Sandra Bixler ’07 (CLAS) wasn’t surprised when she heard the news of her twin brother’s death at the end of her junior year at UConn. “I think the first thing I said to my mother was ‘I already know.’ The day before I found out, I got a strange feeling that’s hard to describe. I just knew something had happened to him,” she says.
Marine Cpl. Stephen Bixler was killed while on patrol in Al Anbar province, Iraq, on May 4, 2006. He was 20 years old.
Leaving the University that morning, Bixler was shocked to see others going on with their daily routines. “I thought, ‘Hadn’t their worlds stopped, too? Didn’t they know what happened?’”
The siblings, who had grown up in Suffield, Conn., were very close. “I was scared for him,” says Bixler of her only sibling, who joined the Marines right after high school graduation. “For as long as I can remember, he wanted to go into the military.”
Keeping in touch with Stephen through letters, she, meanwhile, was college-bound. Her parents, Richard ’75 (ED) and Linda Bixler ’75 (RHSA), are UConn alumni, and it was a logical choice to follow in their footsteps, she says.
With their support, Bixler returned to campus the fall after Stephen’s death for her senior year, but she felt estranged from her classmates. “I was different than the average college student. Not everyone could understand what I had been through,” she says.

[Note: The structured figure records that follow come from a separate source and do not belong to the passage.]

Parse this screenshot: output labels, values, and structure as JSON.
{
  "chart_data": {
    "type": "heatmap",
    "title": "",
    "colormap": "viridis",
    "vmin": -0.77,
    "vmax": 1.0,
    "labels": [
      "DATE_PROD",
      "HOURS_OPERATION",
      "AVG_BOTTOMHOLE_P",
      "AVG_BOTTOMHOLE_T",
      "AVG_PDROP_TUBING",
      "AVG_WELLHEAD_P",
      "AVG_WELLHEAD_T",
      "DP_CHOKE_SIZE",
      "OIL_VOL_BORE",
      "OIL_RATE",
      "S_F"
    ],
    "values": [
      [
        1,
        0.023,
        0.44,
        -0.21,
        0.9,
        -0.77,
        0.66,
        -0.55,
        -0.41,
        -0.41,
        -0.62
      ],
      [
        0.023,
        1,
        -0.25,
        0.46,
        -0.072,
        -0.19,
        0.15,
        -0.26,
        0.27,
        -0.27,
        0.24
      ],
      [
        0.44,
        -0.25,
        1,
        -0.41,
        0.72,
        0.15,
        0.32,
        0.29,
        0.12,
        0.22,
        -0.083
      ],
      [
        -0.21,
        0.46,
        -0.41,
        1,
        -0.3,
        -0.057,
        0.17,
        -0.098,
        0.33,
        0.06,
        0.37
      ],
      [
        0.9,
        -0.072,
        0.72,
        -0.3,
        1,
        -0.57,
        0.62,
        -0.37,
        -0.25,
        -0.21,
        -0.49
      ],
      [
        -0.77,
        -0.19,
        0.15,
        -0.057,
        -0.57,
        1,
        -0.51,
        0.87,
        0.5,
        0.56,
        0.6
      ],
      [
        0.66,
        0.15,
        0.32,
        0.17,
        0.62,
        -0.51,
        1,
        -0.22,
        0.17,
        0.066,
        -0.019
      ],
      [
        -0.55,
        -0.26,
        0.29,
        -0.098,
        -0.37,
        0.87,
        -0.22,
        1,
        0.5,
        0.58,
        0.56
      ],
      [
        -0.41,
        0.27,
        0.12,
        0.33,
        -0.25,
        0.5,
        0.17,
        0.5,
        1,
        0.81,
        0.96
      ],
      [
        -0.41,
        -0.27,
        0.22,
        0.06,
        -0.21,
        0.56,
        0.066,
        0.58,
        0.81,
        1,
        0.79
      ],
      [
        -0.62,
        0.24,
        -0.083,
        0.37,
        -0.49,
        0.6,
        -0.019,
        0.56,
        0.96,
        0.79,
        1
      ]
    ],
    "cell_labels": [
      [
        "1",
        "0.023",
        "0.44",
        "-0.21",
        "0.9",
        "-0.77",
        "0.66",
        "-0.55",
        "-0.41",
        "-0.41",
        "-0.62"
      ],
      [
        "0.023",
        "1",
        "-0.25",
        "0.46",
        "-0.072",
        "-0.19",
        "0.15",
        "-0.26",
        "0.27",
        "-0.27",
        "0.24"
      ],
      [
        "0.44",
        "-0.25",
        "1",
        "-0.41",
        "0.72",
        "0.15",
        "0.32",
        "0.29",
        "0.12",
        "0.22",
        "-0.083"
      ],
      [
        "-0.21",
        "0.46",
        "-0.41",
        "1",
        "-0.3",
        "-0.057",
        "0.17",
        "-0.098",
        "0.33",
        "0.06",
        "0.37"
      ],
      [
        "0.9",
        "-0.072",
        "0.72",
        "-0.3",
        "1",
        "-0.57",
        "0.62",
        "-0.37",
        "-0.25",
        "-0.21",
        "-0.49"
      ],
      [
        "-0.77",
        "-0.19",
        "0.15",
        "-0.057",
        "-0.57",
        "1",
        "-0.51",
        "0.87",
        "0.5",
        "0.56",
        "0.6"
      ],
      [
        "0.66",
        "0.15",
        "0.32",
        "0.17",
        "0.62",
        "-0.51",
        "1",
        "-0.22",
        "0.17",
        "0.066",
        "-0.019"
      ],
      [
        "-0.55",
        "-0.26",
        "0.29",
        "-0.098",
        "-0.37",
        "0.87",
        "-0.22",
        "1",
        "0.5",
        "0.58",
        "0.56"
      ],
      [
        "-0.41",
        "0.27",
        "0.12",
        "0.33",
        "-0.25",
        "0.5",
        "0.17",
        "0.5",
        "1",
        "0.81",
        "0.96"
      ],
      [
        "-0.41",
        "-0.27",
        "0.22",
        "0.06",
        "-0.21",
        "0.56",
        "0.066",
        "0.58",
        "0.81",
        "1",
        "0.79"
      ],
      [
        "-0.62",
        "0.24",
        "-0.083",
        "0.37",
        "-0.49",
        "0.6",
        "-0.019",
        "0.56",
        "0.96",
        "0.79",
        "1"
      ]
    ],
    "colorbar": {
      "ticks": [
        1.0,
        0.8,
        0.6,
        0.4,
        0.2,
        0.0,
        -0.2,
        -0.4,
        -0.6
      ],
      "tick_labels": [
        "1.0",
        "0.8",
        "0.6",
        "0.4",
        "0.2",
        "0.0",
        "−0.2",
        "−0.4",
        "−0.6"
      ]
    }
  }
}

A molecular and cell biology major, Bixler threw herself into her studies, writing her honors thesis on hantavirus cardiopulmonary syndrome, a rare and sometimes fatal infectious disease that affects the lungs. “My brother would have wanted me to go out and do my best,” she says.
Studying helped. So did hearing about her twin brother from the men in his unit. “They had some great stories,” she says. And there were ceremonies honoring her brother – including a memorial service at Camp Lajeune in North Carolina, where Stephen had been stationed. In Suffield, a street and the local post office were renamed in his honor.
But it was her family that ultimately held her together. “My parents and I really helped each other out,” she says.
During her senior year at UConn, Bixler began to clarify her plans for the future. “Focusing so much on my thesis, I realized I wanted to study infectious diseases in graduate school,” she says. After a year gaining practical experience working in a lab, she started a Ph.D. program in emerging infectious diseases at Uniformed Services University of the Health Sciences (USU) in Bethesda, Md.
Life is short, and it’s important to take chances. —Sandra Bixler ’07 (CLAS)
USU is the nation’s only federal health sciences university, and is ranked among the best medical schools in the country. Though most of its students are military officers, the university’s medical school accepts a small number of civilian graduate students into its biomedical sciences and public health programs.
Bixler is researching how the loss of a specific type of T cell affects disease progression in HIV. She’s also examining ways to prevent this loss and improve patient outcome. She expects to graduate this spring. “My dream job is to work for the Centers for Disease Control,” she says. With her specialization in HIV, working in an African country is also something she is considering.
There are no tuition costs for any students at USU, military or civilian, says Bixler. And while that was a consideration in her choosing the school, Stephen’s commitment to the service was a factor as well. “Being a military school, I feel a connection to my brother here,” she says. She also appreciates the proximity to Arlington National Cemetery, where her brother is buried, and visits his grave as often as she can.
Eight years after the death of her twin, Bixler says things are better than the May morning when her world fell apart. “Not easier, but better. I still think of him every day,” she says. Opportunity is often born out of tragedy, and Bixler admits that she would not have considered going to graduate school so far from home if not for the loss of her brother. “His death made me realize that life is short, and it’s important to take chances.”